Saturday, June 20, 2009

Farewell to our daily newspaper - The Phoenix

"The basis of our governments being the opinion of the people, the very first object should be to keep that right; and were it left to me to decide whether we should have a government without newspapers or newspapers without a government, I should not hesitate a moment to prefer the latter.

-- Thomas Jefferson, 1787

Friday June 19, 2009 marks the demise of our daily newspaper in Phoenixville, Pennsylvania.

Beyond the need to decide if another newspaper will fill the void as we have our morning coffee, is the harsh realization that we no longer have a daily venue for the local news.

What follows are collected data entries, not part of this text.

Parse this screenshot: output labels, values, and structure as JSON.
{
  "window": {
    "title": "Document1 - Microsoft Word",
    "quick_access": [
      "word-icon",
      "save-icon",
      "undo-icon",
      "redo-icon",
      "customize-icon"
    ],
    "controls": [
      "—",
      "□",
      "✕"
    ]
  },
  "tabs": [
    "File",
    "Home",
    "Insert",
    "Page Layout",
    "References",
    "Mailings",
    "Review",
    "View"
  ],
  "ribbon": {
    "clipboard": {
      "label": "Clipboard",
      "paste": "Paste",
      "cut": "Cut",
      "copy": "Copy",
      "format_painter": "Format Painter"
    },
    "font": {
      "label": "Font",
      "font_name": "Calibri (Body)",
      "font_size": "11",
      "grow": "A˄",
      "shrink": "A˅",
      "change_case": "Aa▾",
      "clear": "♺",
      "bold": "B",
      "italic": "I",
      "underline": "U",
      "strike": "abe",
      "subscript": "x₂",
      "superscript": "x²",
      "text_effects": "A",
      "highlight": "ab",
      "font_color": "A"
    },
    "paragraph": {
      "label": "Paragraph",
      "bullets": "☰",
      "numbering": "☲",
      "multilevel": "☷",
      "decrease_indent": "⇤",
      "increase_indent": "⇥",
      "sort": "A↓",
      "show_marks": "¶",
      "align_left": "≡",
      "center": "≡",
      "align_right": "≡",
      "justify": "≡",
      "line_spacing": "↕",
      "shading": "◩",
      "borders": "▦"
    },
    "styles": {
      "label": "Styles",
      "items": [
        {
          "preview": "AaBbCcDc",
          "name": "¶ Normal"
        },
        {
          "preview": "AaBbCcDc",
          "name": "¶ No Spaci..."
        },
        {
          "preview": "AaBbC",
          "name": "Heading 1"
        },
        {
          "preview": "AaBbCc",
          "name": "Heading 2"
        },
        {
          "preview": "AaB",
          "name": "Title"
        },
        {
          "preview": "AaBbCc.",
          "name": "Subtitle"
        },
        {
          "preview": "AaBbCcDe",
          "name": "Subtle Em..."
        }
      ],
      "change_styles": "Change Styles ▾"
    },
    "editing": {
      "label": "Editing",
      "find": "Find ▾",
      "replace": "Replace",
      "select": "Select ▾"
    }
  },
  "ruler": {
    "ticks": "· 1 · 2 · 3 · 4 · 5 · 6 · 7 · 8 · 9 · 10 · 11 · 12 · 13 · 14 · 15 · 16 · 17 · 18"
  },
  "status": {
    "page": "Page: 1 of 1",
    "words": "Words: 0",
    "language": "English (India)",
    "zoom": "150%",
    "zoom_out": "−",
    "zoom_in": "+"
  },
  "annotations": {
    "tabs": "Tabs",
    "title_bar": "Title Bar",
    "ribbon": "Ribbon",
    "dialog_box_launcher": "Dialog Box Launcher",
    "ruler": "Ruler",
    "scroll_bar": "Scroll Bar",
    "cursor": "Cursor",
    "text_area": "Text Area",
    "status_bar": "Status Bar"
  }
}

Lately, the Phoenix, as well as many other newspapers world-wide, suffered readership ills due to the instantaneous availablity of news from many sources via the internet, 24 hour per day cable television news, and yes, blogs.

Also factoring into the closing of many newspapers is the chaotic economic downturn which translated into less available monies to maintain standards once prized in an industry completely defined by the journalism profession.

Several years ago, the editors of the Phoenix invited fellow bloggers, Ken Buckwalter and Jeff Senley, and me to their conference room for a round table discussion on the future of blogging and newspapers.

When I received the telephone call from the editor, no bells or sirens clanged an alarm of impending doom for the Phoenix, I just had a small sense of surprise. After all, we are a small community, and these are just small local blogs. My colleagues in this cyber world endeavor had no desire or thought of competing with a newspaper for readership. Rather we were conduits for items we individually were either concerned with or decided were worthy of attention, but our activity caught the attention of the Phoenix.

Little did we know during our discussion that our blogs would outlive the once mighty and influential daily Phoenix newspaper.

Having years ago worked at the Phoenix, which was then the Daily Republican, I first became intrigued with the collection and assignment of news articles. Which were deemed headline news stories, which were relegated to "below the fold", and the all-consuming politics inherent in every decision. I respected those reporters and editors who sought out the stories, wrote them, and demanded excellence from correct spelling and sentence construction to the ebb and flow in an article.

I've wondered recently how they would view the turn of events.

I suspect many, if not all, would be angry and mortified over the loss, and sad, too.

The end of an era.

Phoenixville may be a very small borough, only 3.5 or 3.8 miles in circumference, but we have many little fifedoms within our borders, all requiring constant public scrutiny. I can almost hear ghostly voices from the past declaring, from our borough council and school board, to the CDC, revitalization and blue ferris wheels, the tax paying public deserves to know the happenings in the Phoenixville area.

Tomorrow brings us the first weekly Phoenix.

I spoke briefly to the new editor this evening and I detected already, a sense of pride in her voice. A sense of accomplishment on this new beginning.

Make it so.

Make it so good, Editor Leann Pettit, that the local decision makers not only welcome your attention but also quake in their boots when they hear the questions of your reporters.

Make it so worthy, Ms, Pettit, that the readers deluge you with prideful complements.

And, please, in all that you do, make your focus on OUR paper, The Phoenix, so perhaps one day it will rise again.